Curtis Manzano is a young man who is devoted to developing his creative work, despite very difficult home conditions. Joanne Hobbs met him as his computer graphics teacher and has mentored him as he enters his adult life. Curtis came to a Touch Drawing workshop and has now integrated the process into his artist practices. Sometimes he scans his Touch Drawings and enhances them on the computer. He has also gone on to present Touch Drawing to other At-risk youth. Here we share both his perspective and that of his mentor, Joanne Hobbs.

Curtis Manzano
When I first went to a workshop on Touch Drawing, I had no idea what the process was but I like doing art so I was up for it. After Deborah demonstrated the technique I was anxious to try it. I worked for several hours, nonstop doing one drawing after another. It was so easy—easier than using a pencil or paintbrush. The images just flowed out of me and I have been doing Touch Drawing ever since. I hope I can demonstrate it to more people because everyone who tries it, likes it.

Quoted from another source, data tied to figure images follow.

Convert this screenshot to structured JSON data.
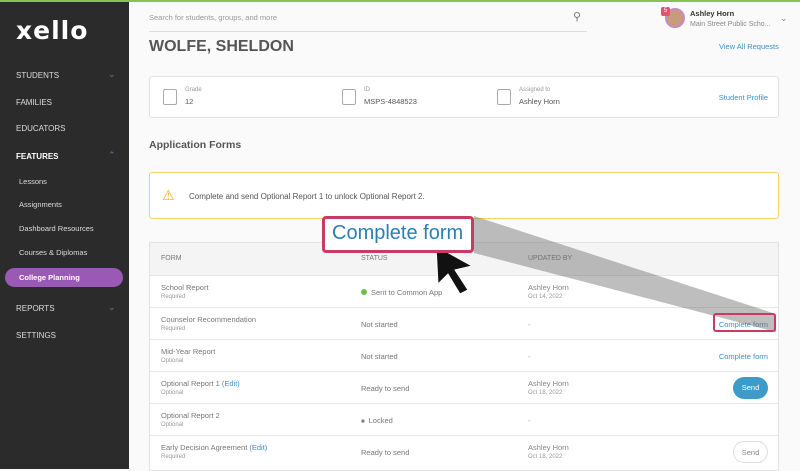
{
  "sidebar": {
    "logo": "xello",
    "items": [
      {
        "label": "STUDENTS"
      },
      {
        "label": "FAMILIES"
      },
      {
        "label": "EDUCATORS"
      },
      {
        "label": "FEATURES"
      },
      {
        "label": "REPORTS"
      },
      {
        "label": "SETTINGS"
      }
    ],
    "features_sub": [
      "Lessons",
      "Assignments",
      "Dashboard Resources",
      "Courses & Diplomas",
      "College Planning"
    ]
  },
  "header": {
    "search_placeholder": "Search for students, groups, and more",
    "user_name": "Ashley Horn",
    "user_school": "Main Street Public Scho...",
    "notification_count": "5"
  },
  "student": {
    "name": "WOLFE, SHELDON",
    "view_all": "View All Requests",
    "grade_label": "Grade",
    "grade": "12",
    "id_label": "ID",
    "id": "MSPS-4848523",
    "assigned_label": "Assigned to",
    "assigned": "Ashley Horn",
    "profile_link": "Student Profile"
  },
  "section_title": "Application Forms",
  "alert": "Complete and send Optional Report 1 to unlock Optional Report 2.",
  "table": {
    "headers": [
      "FORM",
      "STATUS",
      "UPDATED BY"
    ],
    "rows": [
      {
        "name": "School Report",
        "edit": "",
        "req": "Required",
        "status": "Sent to Common App",
        "by": "Ashley Horn",
        "date": "Oct 14, 2022",
        "action": ""
      },
      {
        "name": "Counselor Recommendation",
        "edit": "",
        "req": "Required",
        "status": "Not started",
        "by": "-",
        "date": "",
        "action": "Complete form"
      },
      {
        "name": "Mid-Year Report",
        "edit": "",
        "req": "Optional",
        "status": "Not started",
        "by": "-",
        "date": "",
        "action": "Complete form"
      },
      {
        "name": "Optional Report 1",
        "edit": "(Edit)",
        "req": "Optional",
        "status": "Ready to send",
        "by": "Ashley Horn",
        "date": "Oct 18, 2022",
        "action": "Send"
      },
      {
        "name": "Optional Report 2",
        "edit": "",
        "req": "Optional",
        "status": "Locked",
        "by": "-",
        "date": "",
        "action": ""
      },
      {
        "name": "Early Decision Agreement",
        "edit": "(Edit)",
        "req": "Required",
        "status": "Ready to send",
        "by": "Ashley Horn",
        "date": "Oct 18, 2022",
        "action": "Send"
      }
    ]
  },
  "callout": {
    "label": "Complete form"
  },
  "colors": {
    "accent": "#9b59b6",
    "link": "#3d8fc4",
    "highlight": "#c83c64",
    "send": "#3d9bc9"
  }
}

I have even sold some of the paintings and that is cool too. I sold one called Second Sight at my last reception. The couple that bought it was an American Indian couple who said that they could sense a spirit in the drawing that was speaking to them in a profound way. It was someone they had apparently lost. I don’t know about that, but I do know that people respond to these drawings in a positive way. Another two drawings that I call Trance and Deer Man respectively seemed to be influenced by my contact earlier in the week with a Huichol shaman that I was supposed to take a trip with. Apparently the deer is the spirit or totem of their tribe as well as the guide and muse for their visionary art. I didn’t know this at the time. The deer just emerged during a touch drawing session. My mentor is helping me find the opportunities to demonstrate Touch Drawing to kids my age. I would like to do more of that. Once they get past drawing the kinds of things they see every day on the streets, they do some interesting things.

Joanne Hobbs
I work with at risk teenagers and young adults. My goal is to bring the process of Touch Drawing to them initially via Curtis, the twenty-year old young man who was the catalyst for my work with this population. The technique’s ease of use and paradoxically powerful process for bringing what is inside, out, for reflection and healing makes it an ideal tool. This past spring I watched a group of young men from Watts, California gather around Curtis as he demonstrated Touch Drawing. Then I saw them begin their own drawings, merely scratching the surface at first, drawing the graffiti letters and whimsical characters so popular with this generation. They looked around nervously as though afraid that they were not doing it the “right way.” Curtis acknowledged their first efforts while pointing out how to follow and then accentuate the marks they made on the page, mixing imagination with intuition. Soon the boys began to move deeper—perhaps because they had permission from one of their own to go beyond the popular art forms that surrounded them. Their drawings took shape, each one unique, reflecting the contours of their psyche. When the session was over, they gathered together in a circle and shared a few drawings that they particularly liked. The level of sharing and trust established during the session, a tone set by Curtis right from the beginning, carried over into the discussion and each one eagerly took materials home to continue their exploration. I knew then that I would have to find grant money to fund bringing Touch Drawing to this population—young men and women who are hungry for tools that help them make sense of their experiences and that teach them about the inner landscape.